Other vector-like functions can be implemented in much the same way and will have (as far as I can see) the same complexity (efficiency) as C++ vectors. Iterators would just be void* pointers to particular elements. Things like reserve() and capacity() are trivial.

Out of interest, I decided to have a look at how expensive the copy really is. These experiments were with gcc 4.7.2 with -O2 on a 64-bit Ubuntu box. I added some debugging lines to the code to print out when realloc needed to do a copy. This will provoke a copy every realloc:
Code:
   Vect *v = InitVect(sizeof(int));
   Vect *v2 = InitVect(sizeof(int));   
   int i;   
   for (i = 0; i < NUM; i++)
   {   
       push_back(v, &i);              
       push_back(v2, &i);                           
   }
Separating this into two separate loops gets rid of the copies for smaller reallocs, but for large reallocs (4MB and higher) a copy always takes place, and the memory is allocated from somewhere else.
I implemented a reserve, and did a reserve(NUM). That got rid of all the copies except one, but the program didn't run any faster (according to the output of time).
I ran the test with valgrind --tool=callgrind, and had a look in kcachegrind. For large values of NUM (20000000), everything else is simply dwarfed by the time spent memcpying the elements into the vector. Realloc time is negligible.

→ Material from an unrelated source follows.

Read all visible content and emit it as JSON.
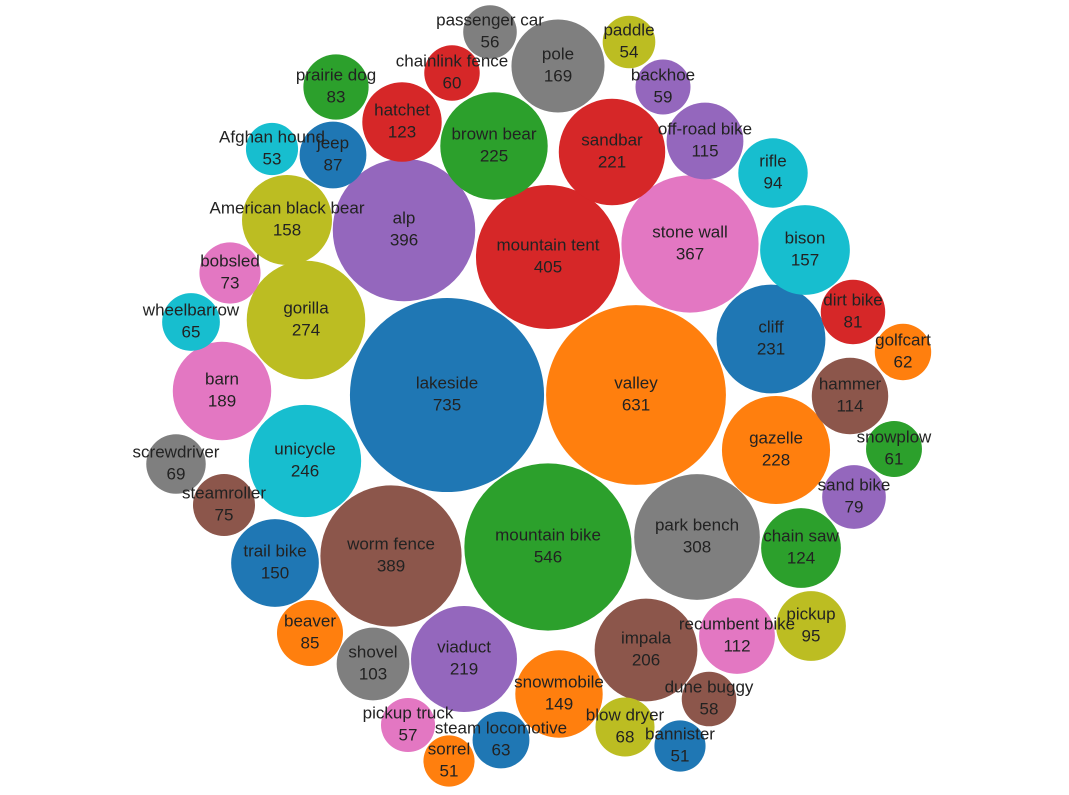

For a small value of NUM (2000), realloc accounted for 1.8% of execution time when no copying took place, and 2.6% with the pathological interleaved push_back calls. To put that in context: the for loop in the test was responsible for 2.7%. Again, memcpy took the most time.

So given all that, I wouldn't worry about the time taken if realloc needs to do a copy.

Although this has been an interesting topic to investigate, I must say that if you're in love with std::vector, just use std::vector!